Sunday, September 16, 2012
UCLA defense loses shutout, but pitches complete game
By Peter Yoon
PASADENA, Calif. -- After riding shotgun to the offense through the first two weeks of the season, the UCLA Bruins' defense took the lead role Saturday during a 37-6 victory over Houston.
And it came at just the right time, as UCLA's offense was out of synch for much of the game and needed a helping hand.
The Bruins held a high-octane Houston offense scoreless until a broken play late in the fourth quarter and had five interceptions against Cougars quarterback David Piland, who a week earlier had set an NCAA record for pass attempts without an interception.
Houston, which had nearly 700 yards in offense a week earlier, had only 388 against the Bruins. UCLA, which entered the game ranked No. 100 in the nation against the run, held Houston to -1 yards rushing in the first half Saturday, and one yard rushing through three quarters.

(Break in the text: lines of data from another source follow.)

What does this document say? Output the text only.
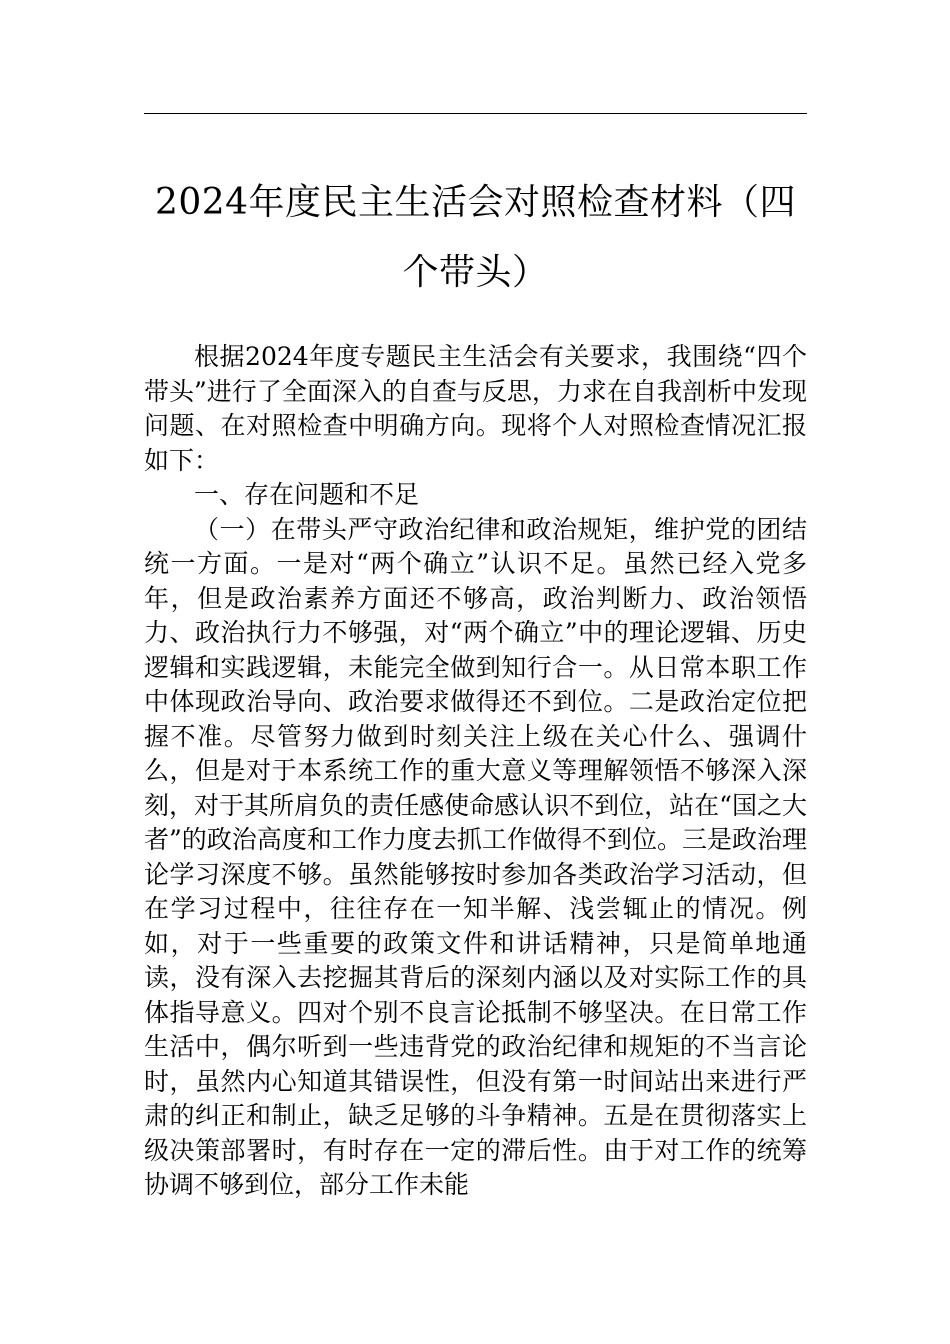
2024年度民主生活会对照检查材料（四个带头）

根据2024年度专题民主生活会有关要求，我围绕“四个带头”进行了全面深入的自查与反思，力求在自我剖析中发现问题、在对照检查中明确方向。现将个人对照检查情况汇报如下：

一、存在问题和不足

（一）在带头严守政治纪律和政治规矩，维护党的团结统一方面。一是对“两个确立”认识不足。虽然已经入党多年，但是政治素养方面还不够高，政治判断力、政治领悟力、政治执行力不够强，对“两个确立”中的理论逻辑、历史逻辑和实践逻辑，未能完全做到知行合一。从日常本职工作中体现政治导向、政治要求做得还不到位。二是政治定位把握不准。尽管努力做到时刻关注上级在关心什么、强调什么，但是对于本系统工作的重大意义等理解领悟不够深入深刻，对于其所肩负的责任感使命感认识不到位，站在“国之大者”的政治高度和工作力度去抓工作做得不到位。三是政治理论学习深度不够。虽然能够按时参加各类政治学习活动，但在学习过程中，往往存在一知半解、浅尝辄止的情况。例如，对于一些重要的政策文件和讲话精神，只是简单地通读，没有深入去挖掘其背后的深刻内涵以及对实际工作的具体指导意义。四对个别不良言论抵制不够坚决。在日常工作生活中，偶尔听到一些违背党的政治纪律和规矩的不当言论时，虽然内心知道其错误性，但没有第一时间站出来进行严肃的纠正和制止，缺乏足够的斗争精神。五是在贯彻落实上级决策部署时，有时存在一定的滞后性。由于对工作的统筹协调不够到位，部分工作未能
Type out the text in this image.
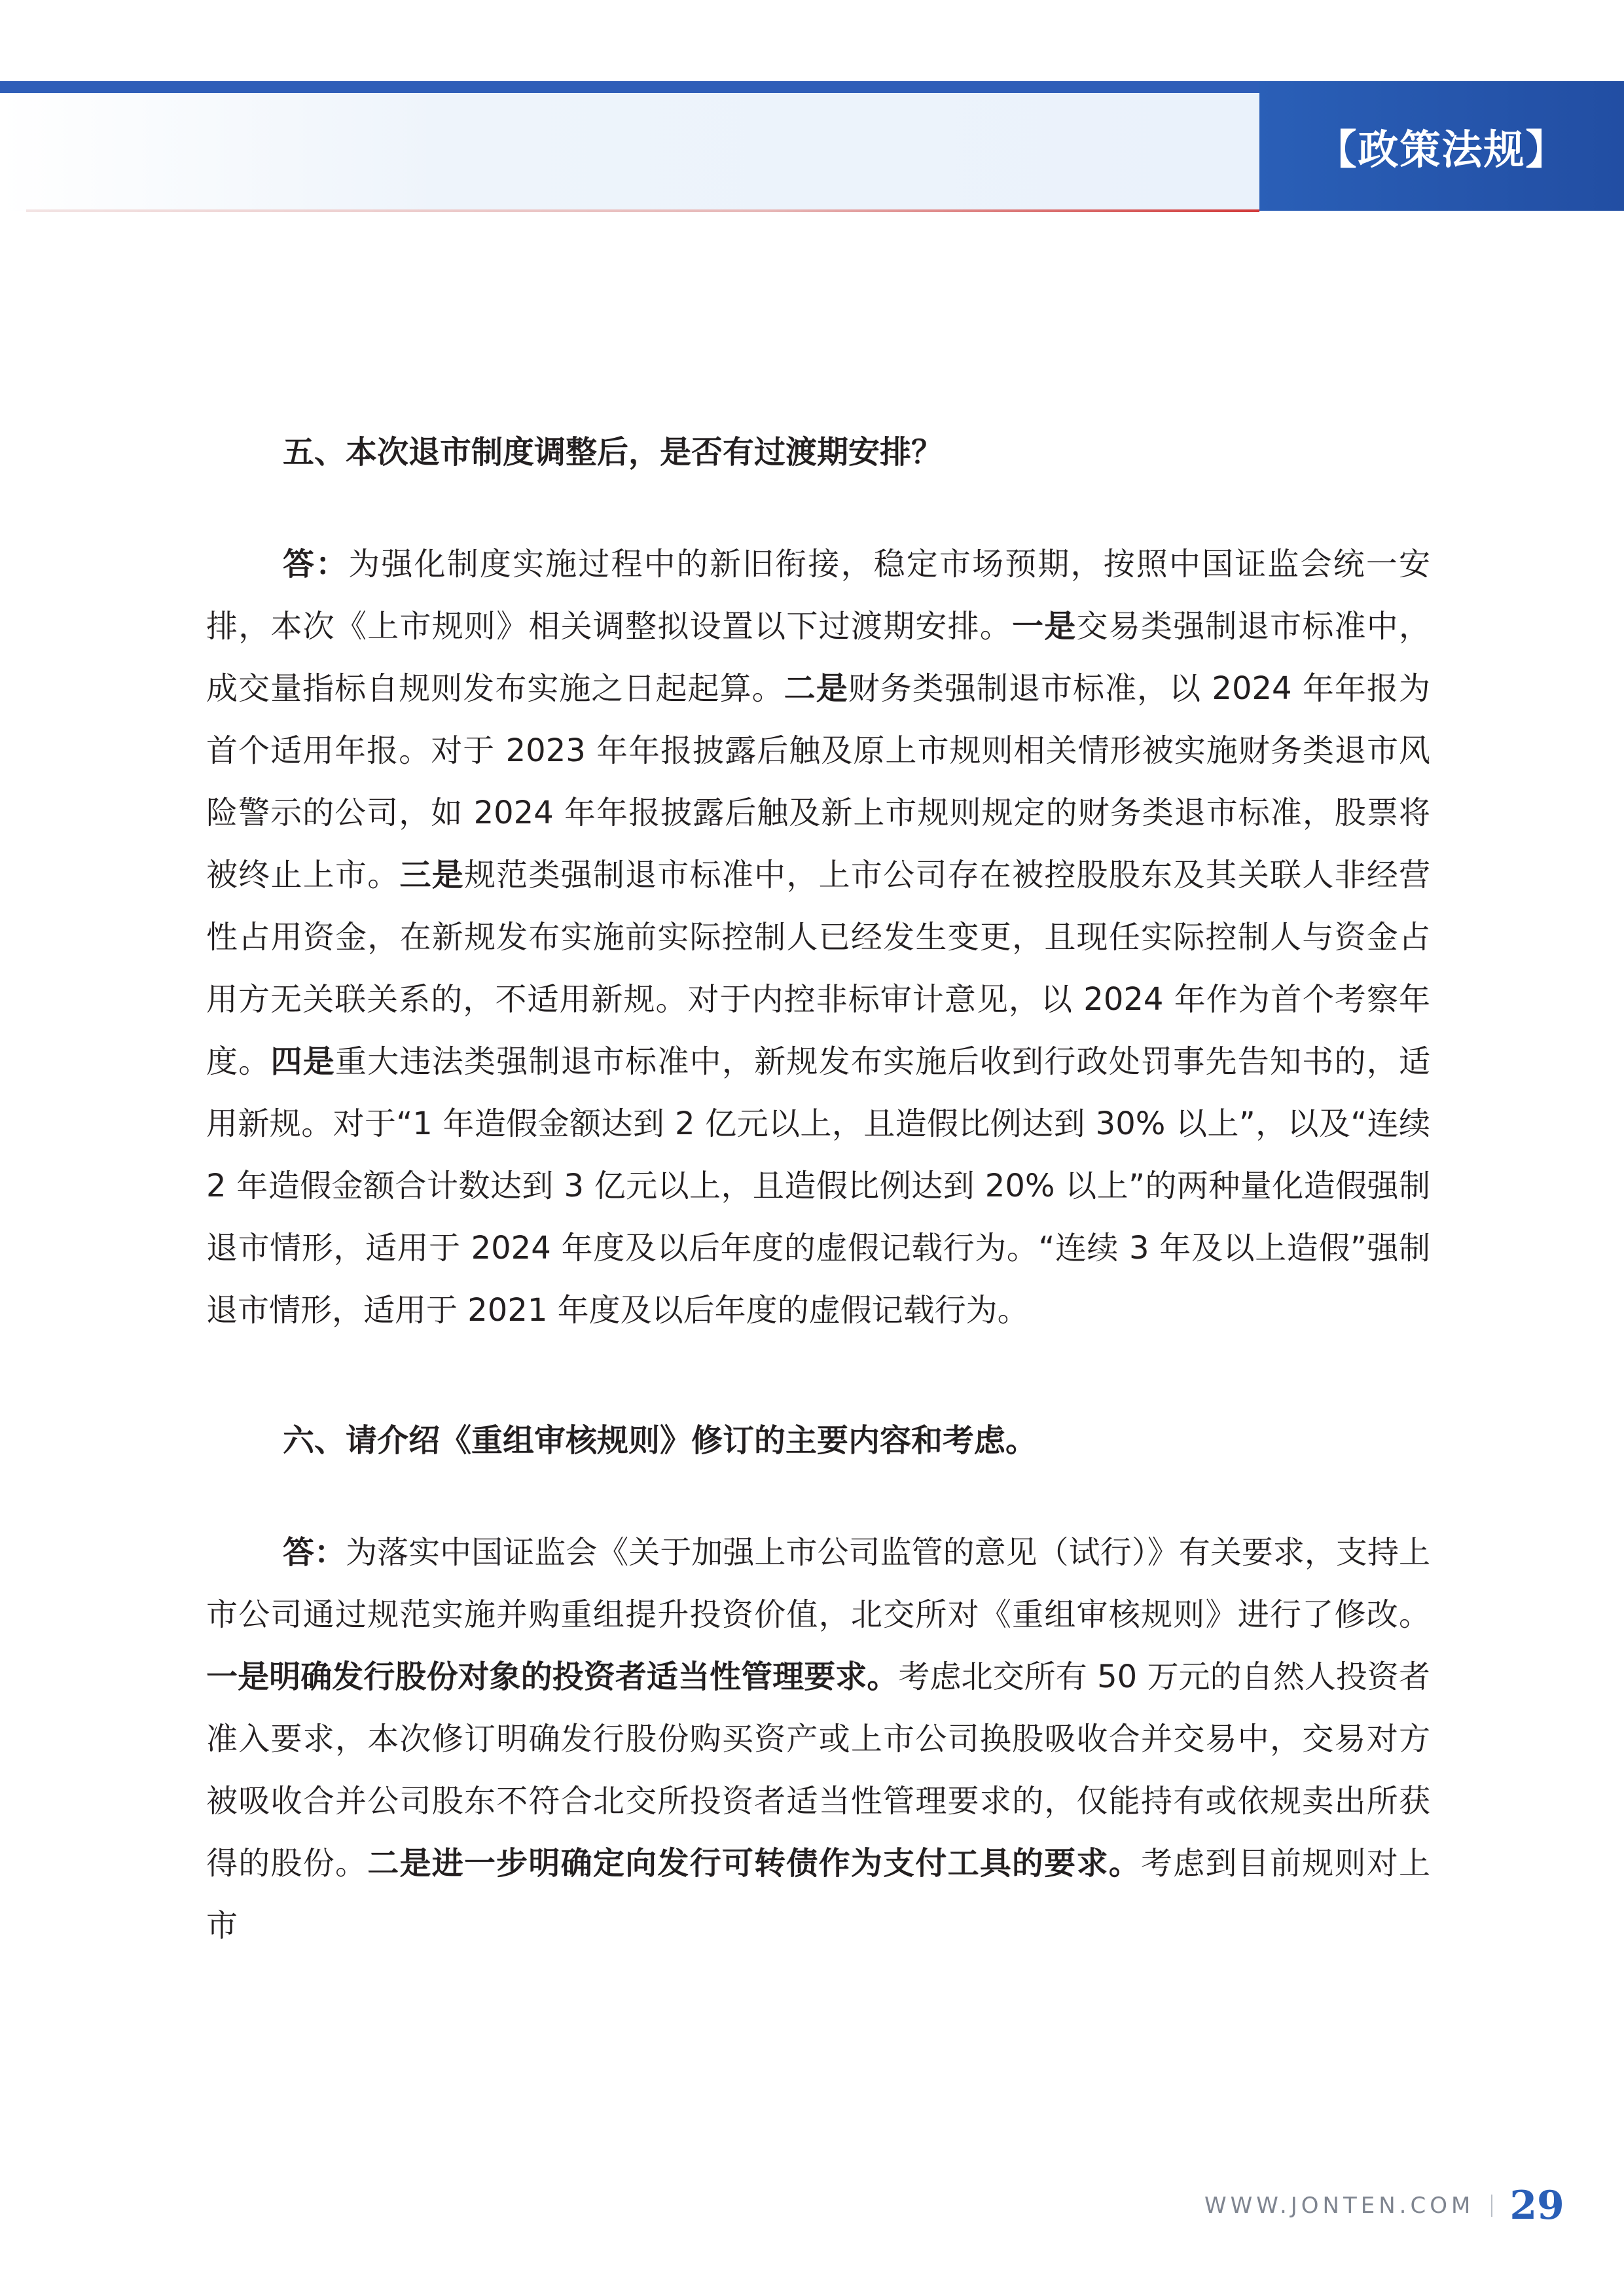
【政策法规】
五、本次退市制度调整后，是否有过渡期安排？

答：为强化制度实施过程中的新旧衔接，稳定市场预期，按照中国证监会统一安排，本次《上市规则》相关调整拟设置以下过渡期安排。一是交易类强制退市标准中，成交量指标自规则发布实施之日起起算。二是财务类强制退市标准，以 2024 年年报为首个适用年报。对于 2023 年年报披露后触及原上市规则相关情形被实施财务类退市风险警示的公司，如 2024 年年报披露后触及新上市规则规定的财务类退市标准，股票将被终止上市。三是规范类强制退市标准中，上市公司存在被控股股东及其关联人非经营性占用资金，在新规发布实施前实际控制人已经发生变更，且现任实际控制人与资金占用方无关联关系的，不适用新规。对于内控非标审计意见，以 2024 年作为首个考察年度。四是重大违法类强制退市标准中，新规发布实施后收到行政处罚事先告知书的，适用新规。对于“1 年造假金额达到 2 亿元以上，且造假比例达到 30% 以上”，以及“连续 2 年造假金额合计数达到 3 亿元以上，且造假比例达到 20% 以上”的两种量化造假强制退市情形，适用于 2024 年度及以后年度的虚假记载行为。“连续 3 年及以上造假”强制退市情形，适用于 2021 年度及以后年度的虚假记载行为。

六、请介绍《重组审核规则》修订的主要内容和考虑。

答：为落实中国证监会《关于加强上市公司监管的意见（试行）》有关要求，支持上市公司通过规范实施并购重组提升投资价值，北交所对《重组审核规则》进行了修改。一是明确发行股份对象的投资者适当性管理要求。考虑北交所有 50 万元的自然人投资者准入要求，本次修订明确发行股份购买资产或上市公司换股吸收合并交易中，交易对方被吸收合并公司股东不符合北交所投资者适当性管理要求的，仅能持有或依规卖出所获得的股份。二是进一步明确定向发行可转债作为支付工具的要求。考虑到目前规则对上市

WWW.JONTEN.COM 29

Piland broke an 86-yard touchdown run against a second-string UCLA defense with 4:54 to play, ending the shutout and bringing the Cougars' rushing total to 139 yards, but all in all it was an impressive defensive effort.
"We played outstanding defense tonight," coach Jim Mora said. "Except for one play, we played as good as I’ve seen a team play defense. We got after the passer, we covered well, we tackled well, we stopped the run, we did a lot of good things defensively. We had six takeaways, so that was pretty good."
The Bruins had gotten off to slow starts defensively in each of their first two games. They allowed 24 first-half points to Rice and Nebraska before making adjustments and shutting out Rice in the second half and holding Nebraska to two second-half field goals.
Saturday against Houston, the mindset was to start fast on defense. Linebacker Eric Kendricks obliged by scooping up a fumble on the second play of the game and running it 23 yards for a touchdown.
"We challenged them to play a complete game and as you could see on the field tonight, they played a complete game," defensive coordinator Lou Spanos said. "We still have to finish strong at the end of the game, but the players responded to the challenge and we’re making strides."
Turnovers keyed the breakout defensive game. Cornerback Sheldon Price tied a school record with three interceptions and the Bruins forced six turnovers for the game. Houston had only four turnovers in its first two games.
Mora said the Bruins used a man-to-man coverage scheme after playing mostly zone in the first two games and that seemed to cause problems for Houston, but the biggest difference, according to linebacker Jordan Zumwalt, was the mindset of the team from the opening kick.
"It was time for the defense to step up," Zumwalt said.
The Bruins' defense dominated the time-of-possession battle, 41:14-18:46, keeping the high-powered Houston offense off the field by limiting the Cougars to six of 20 third downs (30 percent). The Bruins had six tackles for a loss, including three by Datone Jones.
"The guys did a nice job on third downs," Spanos said. "The most important thing for a defense is getting the ball to our offense. Our guys know what our goals are and our objectives are and they responded well."
The only blemish on the day for the defense was Piland's 86-yard run at the end that spoiled the shutout.